After a chilly October that saw the likes of Killington, Vermont, and Sunday River, Maine, open in mid-month, the cold weather essentially shut down sites. Not even the greatest snowmaking systems in the East could overcome temperatures in the 60s and 70s up and down the East Coast on December 24. The weather was so bad—or good, depending on your view point—that flagsticks went back into some golf courses and locals were out playing in shorts on unfrozen ground.
Resorts throughout New York and New England were staying viable as a result of the snow they could make in limited meteorological windows.
Some actually promoted the ski and golf “doubleheader,” where several hours of turning on limited terrain could be followed by a few holes in spring conditions.
That’s great for the diehards, it’s nice to tell the grandkids, and it’s welcomed in April, but not what the majority desired in December.
Luckily, just after Christmas Day, that picture changed to winter with cold temperatures and accumulating snowfall. Trail counts grew exponentially and quickly.
Now, in snow country, it’s game time. Consumers need to catch up on their number of days on the hill and resorts must try to recoup holiday revenue. But that’s easier said, as the 10-day holiday period accounts for about 30 percent of a facility’s lift ticket sales in a given season.
Presidents’ Week marks the peak of the season
The long-range forecast into February has skiers, riders and resort operators optimistic. Given all the days early in the season when snow guns were muted due to the weather, on-hill crews are cranking man-made snow day and night.
Willard Mountain, about 30 miles northeast of Albany, bills itself as New York’s “Coolest Little Ski Area.” With reasonable pricing and day/night skiing hours, this is a good opportunity to get quality family time and skiing.
During Presidents’ Week, Willard will have a solid five days of holiday week lessons, starting February 15. The Willard Cup, a series of five youth races during the season, will be offered on February 18 for a nominal fee.
Hunter Mountain benefits from off-season investments
Over the summer, new ownership at Hunter Mountain, just a few exits down the Thruway from Albany, poured $1.2 million into an already powerful snowmaking system. The result was evident as soon as the weather changed.
Hunter’s trail count last month went from eight to 35 in just two weeks. Now, available terrain has grown to where Presidents’ Week business can be easily accommodated. Check Hunter’s ski report for the most current trail count and conditions.
If you’re on a multi-day trip to the Catskill resort, check out its Snow Tubing Park. It’s a great way to rest weary legs while still enjoying yourself on the hill.

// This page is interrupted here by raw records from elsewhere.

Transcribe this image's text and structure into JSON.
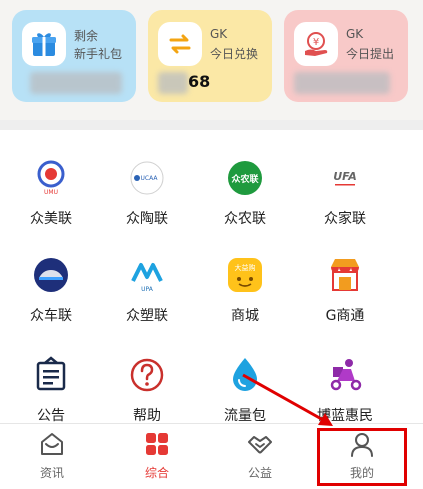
{
  "cards": [
    {
      "icon": "gift-icon",
      "line1": "剩余",
      "line2": "新手礼包",
      "value": "",
      "color": "#b7e1f6"
    },
    {
      "icon": "exchange-icon",
      "line1": "GK",
      "line2": "今日兑换",
      "value": "68",
      "color": "#fbe8a6"
    },
    {
      "icon": "yuan-withdraw-icon",
      "line1": "GK",
      "line2": "今日提出",
      "value": "",
      "color": "#f8c9c8"
    }
  ],
  "grid": [
    {
      "label": "众美联",
      "icon": "umu-logo-icon"
    },
    {
      "label": "众陶联",
      "icon": "ucaa-logo-icon"
    },
    {
      "label": "众农联",
      "icon": "zhongnonglian-logo-icon"
    },
    {
      "label": "众家联",
      "icon": "ufa-logo-icon"
    },
    {
      "label": "众车联",
      "icon": "car-logo-icon"
    },
    {
      "label": "众塑联",
      "icon": "upa-logo-icon"
    },
    {
      "label": "商城",
      "icon": "mall-icon"
    },
    {
      "label": "G商通",
      "icon": "shop-stall-icon"
    },
    {
      "label": "公告",
      "icon": "announcement-icon"
    },
    {
      "label": "帮助",
      "icon": "help-icon"
    },
    {
      "label": "流量包",
      "icon": "water-drop-icon"
    },
    {
      "label": "博蓝惠民",
      "icon": "delivery-scooter-icon"
    }
  ],
  "card_logo_texts": {
    "umu": "UMU",
    "ucaa": "UCAA",
    "zn": "众农联",
    "ufa": "UFA",
    "upa": "UPA",
    "mall": "大益购"
  },
  "tabs": [
    {
      "label": "资讯",
      "icon": "home-icon"
    },
    {
      "label": "综合",
      "icon": "grid-icon",
      "active": true
    },
    {
      "label": "公益",
      "icon": "handshake-icon"
    },
    {
      "label": "我的",
      "icon": "user-icon"
    }
  ],
  "colors": {
    "accent": "#e53935",
    "highlight": "#e00000"
  }
}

Mount Snow in southern Vermont offers a varied destination experience
Capital region residents interested in a diverse destination experience should take a look at Mount Snow. The facility is about five hours due east of Albany; once you arrive, you’ll find a resort that caters to families. The menu of activities, beyond the skiing and riding experiences, features après ski for kids while you après ski with the adults. In addition, there are snowmobile tours, dog sledding, snow tubing, horse-drawn sleigh rides, cross country skiing and snow shoeing.
March could be a great month
Something tells us that with the slow start to the season, the interest in skiing this winter will last beyond the traditional winter months. With snow guns mostly silenced early this year, that snowmaking time will be made up in many locations as long as the weather cooperates. That bodes well for spring skiing and boarding. In next month’s final column of the winter, we’ll make sure you know where to find deep stashes under higher sun, with a look at a quintessential trek for those serious about their snow sports experiences.